原因は、彼らが好んで食べていた「紫陽花の葉」だった。
紫陽花は、獣人界でも初夏の風物詩として人気の植物。
湿気の多い時期をしっとりと彩るその姿は、特に“しっとり系”の種族、カタツムリ獣人たちにとっては心のよりどころでもある。
今回中毒となったカタツムリ獣人の一人、ヌメリ・ダマシ氏(52)はこう語る。
「雨に濡れた紫陽花の葉があまりにも艶やかで…つい、一口、二口、三口……あ、これ美味しいやつだって」
だがその後すぐに体調に異変を感じ、のたうち回るようにして病院へ。
紫陽花の葉には「青酸配糖体」が含まれており、特にカタツムリ種族の代謝機能では分解が難しいとされている。
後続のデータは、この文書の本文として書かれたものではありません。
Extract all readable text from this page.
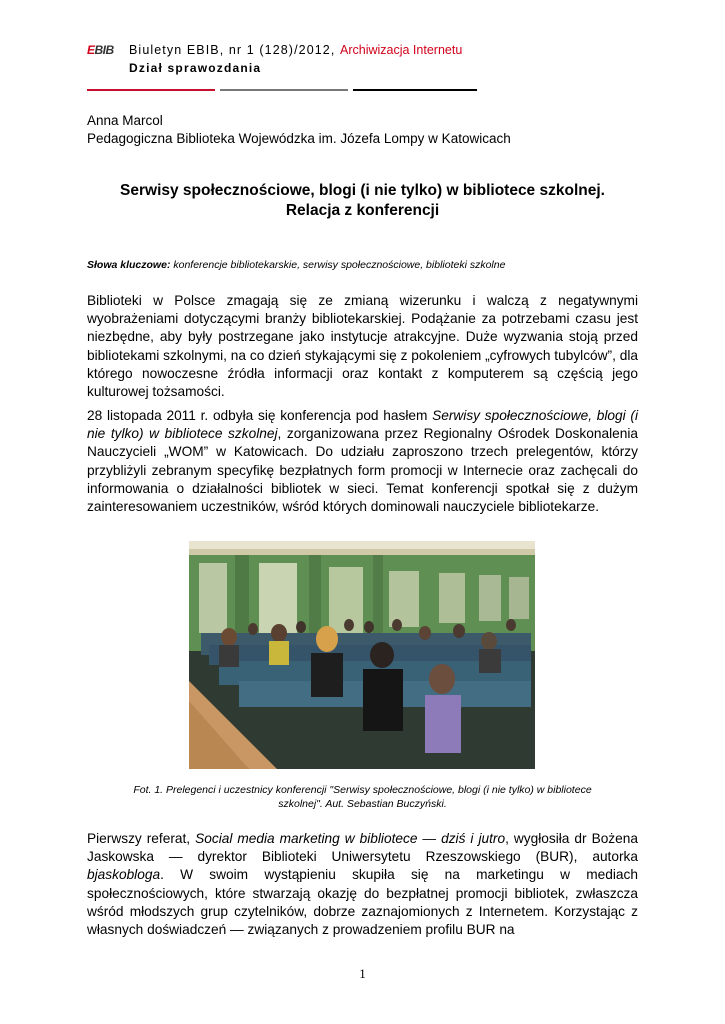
EBIB Biuletyn EBIB, nr 1 (128)/2012, Archiwizacja Internetu
Dział sprawozdania
Anna Marcol
Pedagogiczna Biblioteka Wojewódzka im. Józefa Lompy w Katowicach
Serwisy społecznościowe, blogi (i nie tylko) w bibliotece szkolnej.
Relacja z konferencji
Słowa kluczowe: konferencje bibliotekarskie, serwisy społecznościowe, biblioteki szkolne
Biblioteki w Polsce zmagają się ze zmianą wizerunku i walczą z negatywnymi wyobrażeniami dotyczącymi branży bibliotekarskiej. Podążanie za potrzebami czasu jest niezbędne, aby były postrzegane jako instytucje atrakcyjne. Duże wyzwania stoją przed bibliotekami szkolnymi, na co dzień stykającymi się z pokoleniem „cyfrowych tubylców”, dla którego nowoczesne źródła informacji oraz kontakt z komputerem są częścią jego kulturowej tożsamości.
28 listopada 2011 r. odbyła się konferencja pod hasłem Serwisy społecznościowe, blogi (i nie tylko) w bibliotece szkolnej, zorganizowana przez Regionalny Ośrodek Doskonalenia Nauczycieli „WOM” w Katowicach. Do udziału zaproszono trzech prelegentów, którzy przybliżyli zebranym specyfikę bezpłatnych form promocji w Internecie oraz zachęcali do informowania o działalności bibliotek w sieci. Temat konferencji spotkał się z dużym zainteresowaniem uczestników, wśród których dominowali nauczyciele bibliotekarze.
Fot. 1. Prelegenci i uczestnicy konferencji "Serwisy społecznościowe, blogi (i nie tylko) w bibliotece
szkolnej". Aut. Sebastian Buczyński.
Pierwszy referat, Social media marketing w bibliotece — dziś i jutro, wygłosiła dr Bożena Jaskowska — dyrektor Biblioteki Uniwersytetu Rzeszowskiego (BUR), autorka bjaskobloga. W swoim wystąpieniu skupiła się na marketingu w mediach społecznościowych, które stwarzają okazję do bezpłatnej promocji bibliotek, zwłaszcza wśród młodszych grup czytelników, dobrze zaznajomionych z Internetem. Korzystając z własnych doświadczeń — związanych z prowadzeniem profilu BUR na
1
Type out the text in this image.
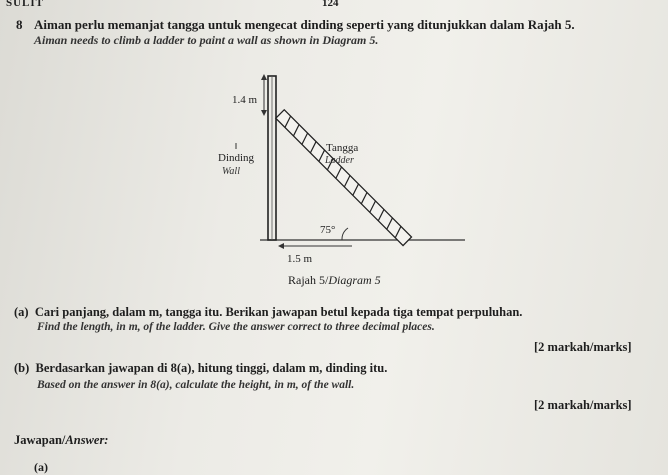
SULIT	124
8 Aiman perlu memanjat tangga untuk mengecat dinding seperti yang ditunjukkan dalam Rajah 5.
Aiman needs to climb a ladder to paint a wall as shown in Diagram 5.
1.4 m
Dinding
Wall
Tangga
Ladder
75°
1.5 m
Rajah 5/Diagram 5
(a) Cari panjang, dalam m, tangga itu. Berikan jawapan betul kepada tiga tempat perpuluhan.
Find the length, in m, of the ladder. Give the answer correct to three decimal places.
[2 markah/marks]
(b) Berdasarkan jawapan di 8(a), hitung tinggi, dalam m, dinding itu.
Based on the answer in 8(a), calculate the height, in m, of the wall.
[2 markah/marks]
Jawapan/Answer:
(a)
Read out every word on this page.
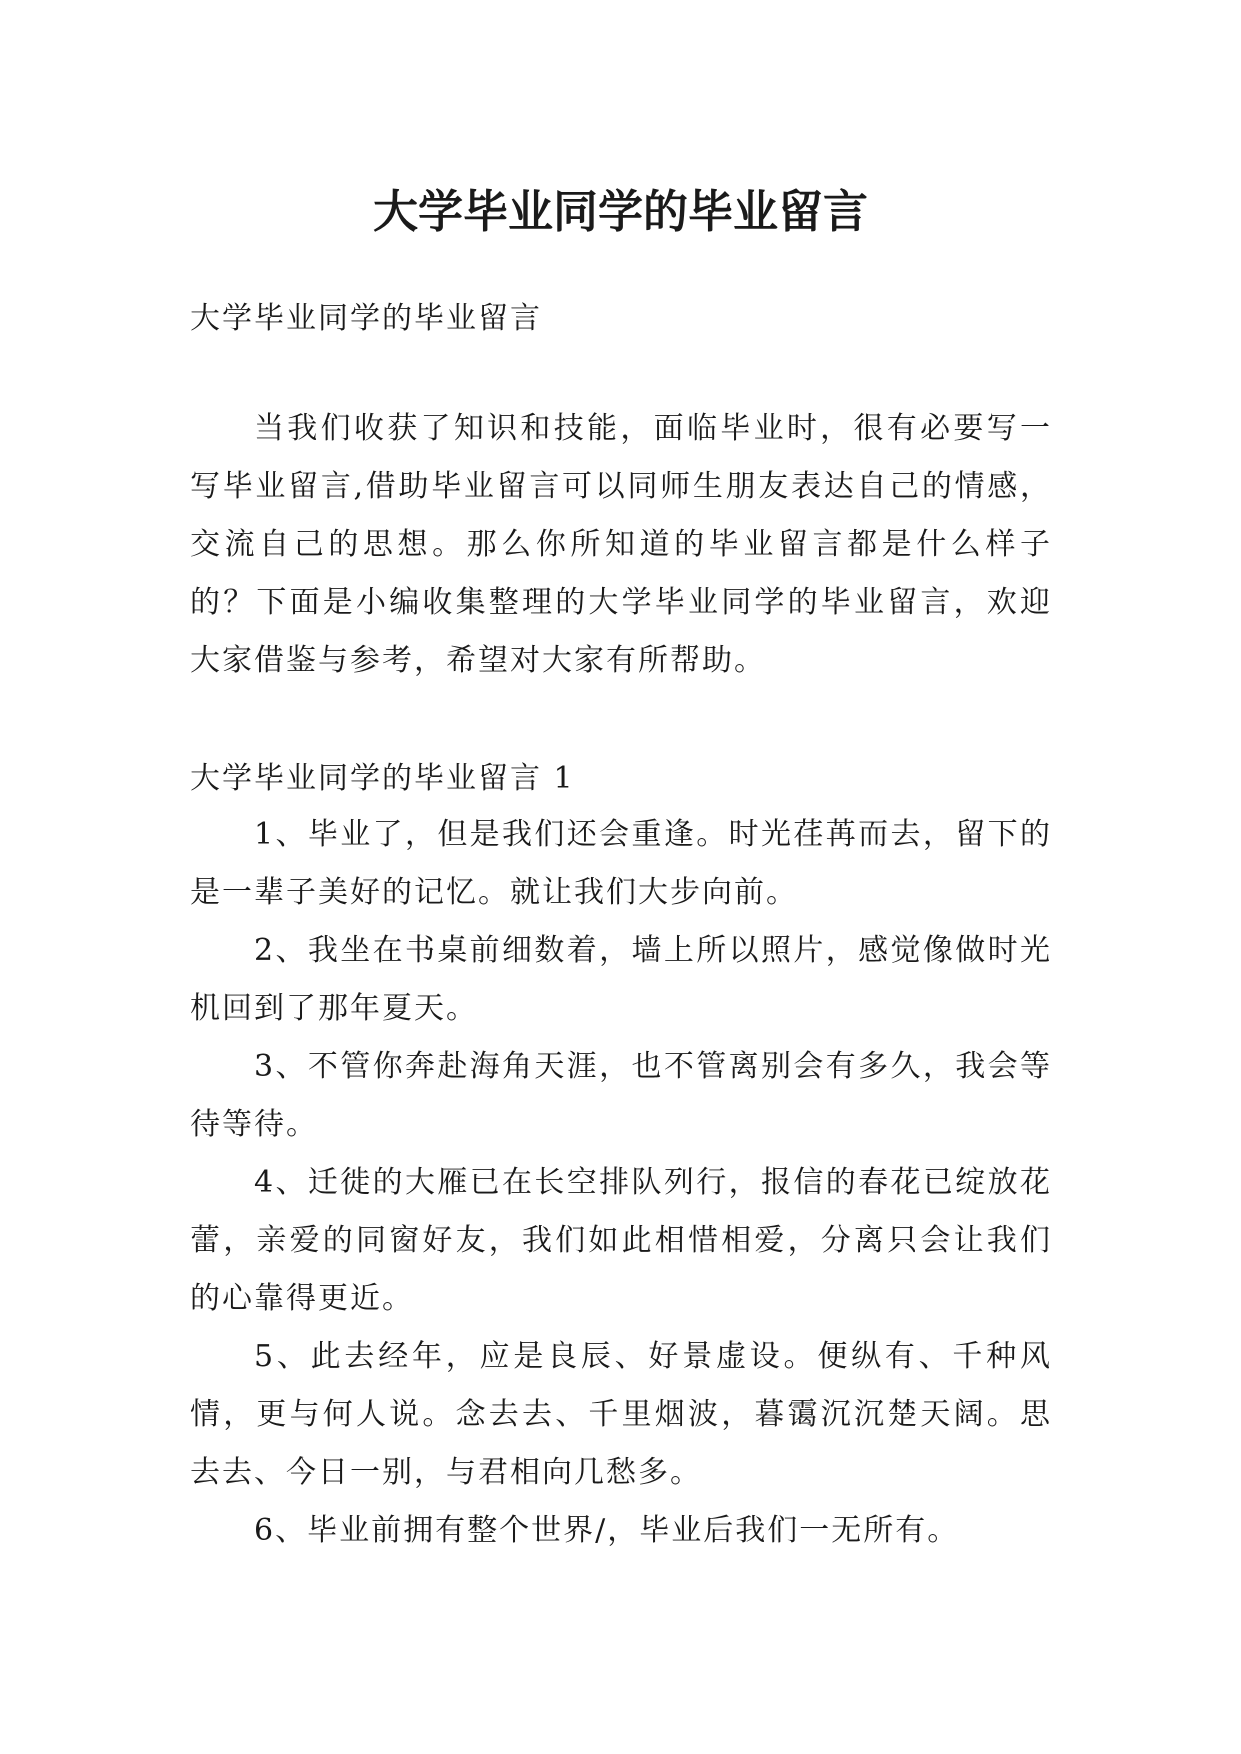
大学毕业同学的毕业留言

大学毕业同学的毕业留言

当我们收获了知识和技能，面临毕业时，很有必要写一写毕业留言,借助毕业留言可以同师生朋友表达自己的情感，交流自己的思想。那么你所知道的毕业留言都是什么样子的？下面是小编收集整理的大学毕业同学的毕业留言，欢迎大家借鉴与参考，希望对大家有所帮助。

大学毕业同学的毕业留言 1

1、毕业了，但是我们还会重逢。时光荏苒而去，留下的是一辈子美好的记忆。就让我们大步向前。
2、我坐在书桌前细数着，墙上所以照片，感觉像做时光机回到了那年夏天。
3、不管你奔赴海角天涯，也不管离别会有多久，我会等待等待。
4、迁徙的大雁已在长空排队列行，报信的春花已绽放花蕾，亲爱的同窗好友，我们如此相惜相爱，分离只会让我们的心靠得更近。
5、此去经年，应是良辰、好景虚设。便纵有、千种风情，更与何人说。念去去、千里烟波，暮霭沉沉楚天阔。思去去、今日一别，与君相向几愁多。
6、毕业前拥有整个世界/，毕业后我们一无所有。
すでに獣人衛生局は「紫陽花の葉は観賞用とし、決して食べないこと」と注意喚起を発出した。
とはいえ、SNSでは「もはや毒もごちそうに感じる季節」など、半ば“初夏あるある”のようにネタ化されており、危機感の低さも問題視されている。
診療所の医師であるカエル獣人のピョコ田氏は警鐘を鳴らす。
「湿っぽいものは何でも食べていいわけではない。梅雨を生き抜くには、冷静さと、葉っぱを見極める目が必要なんです」
今後、紫陽花の近くには「食べるな危険」の立て札が設置される見込み。
だが、濡れた葉を見つめるカタツムリ獣人たちの目は、どこか名残惜しそうである。